Os Terebentina, sexteto com base no Porto, têm vindo a agitar o cenário independente da Invicta com algumas das performances mais abrasivas que nos recordamos de assistir nos últimos tempos, delineando os limites da experimentação com um som que tem tanto de refrescante como de familiar. Influenciados pela corrente exploratória e subversiva da América dos anos 1970, de Glenn Branca a DNA, os Terebentina apresentam um conjunto portentoso de canções de difícil categorização, uma exploração expressiva e visceral que só sente o conforto na vertigem.
Em 2007, o harpista Eduardo Raon, a pianista Joana Sá e o violoncelista Luís André Ferreira criaram um ensemble de música improvisada que dá pelo nome de Powertrio. Agora em 2018 foi a vez de Luís José Martins, na guitarra clássica, e Nuno Aroso, percussionista, se juntarem a este trio e formarem o coletivo Turbamulta. Estes cinco músicos são responsáveis por uma sonoridade clássica contemporânea e minimalista, e editaram em março o seu disco de estreia homónimo, com o selo da Clean Feed. Neste último podemos encontrar melodias oníricas e delicadas, texturas enigmáticas e articuladas, tudo com base no improviso.

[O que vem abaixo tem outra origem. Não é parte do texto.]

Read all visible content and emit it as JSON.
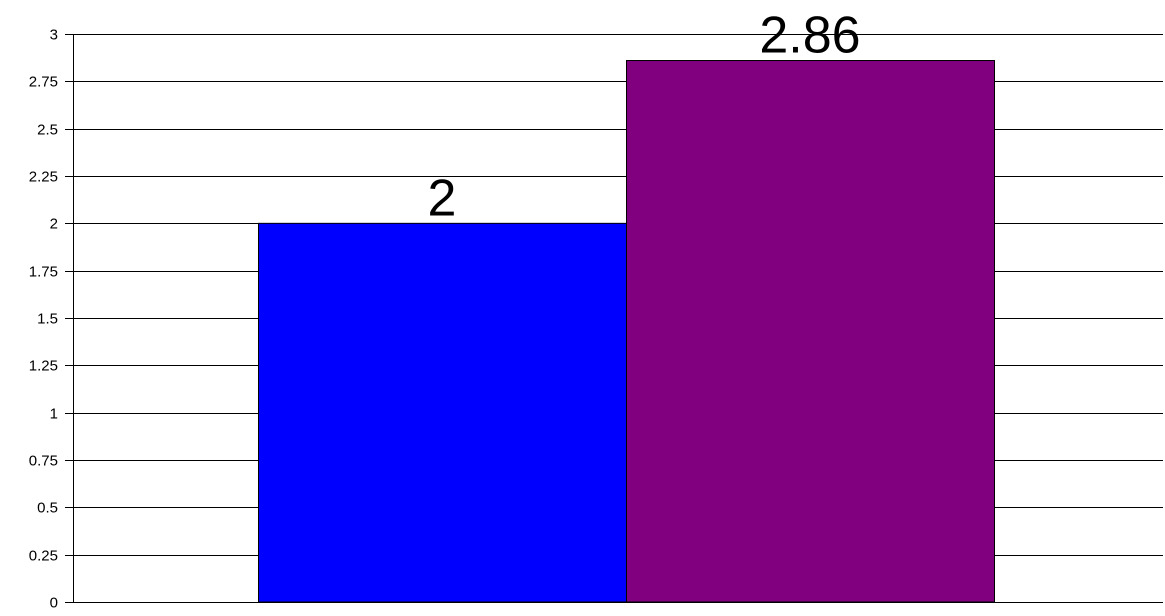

vau é o projeto onde Nuno Craveiro revela uma faceta completamente oposta à do seu outro projeto Névoa, com seis composições ambiente/drone cuidadosamente trabalhadas durante os últimos quatro anos. ways of stilness é o seu primeiro lançamento a solo e um disco bastante pessoal, atingindo o seu objetivo de imergir o ouvinte num espaço de tranquilidade onde o tempo parece ter abrandado através, especialmente, dos inúmeros field recordings utilizados. ways of stilness foi editado no passado mês de novembro pela britânica Whitelabrecs.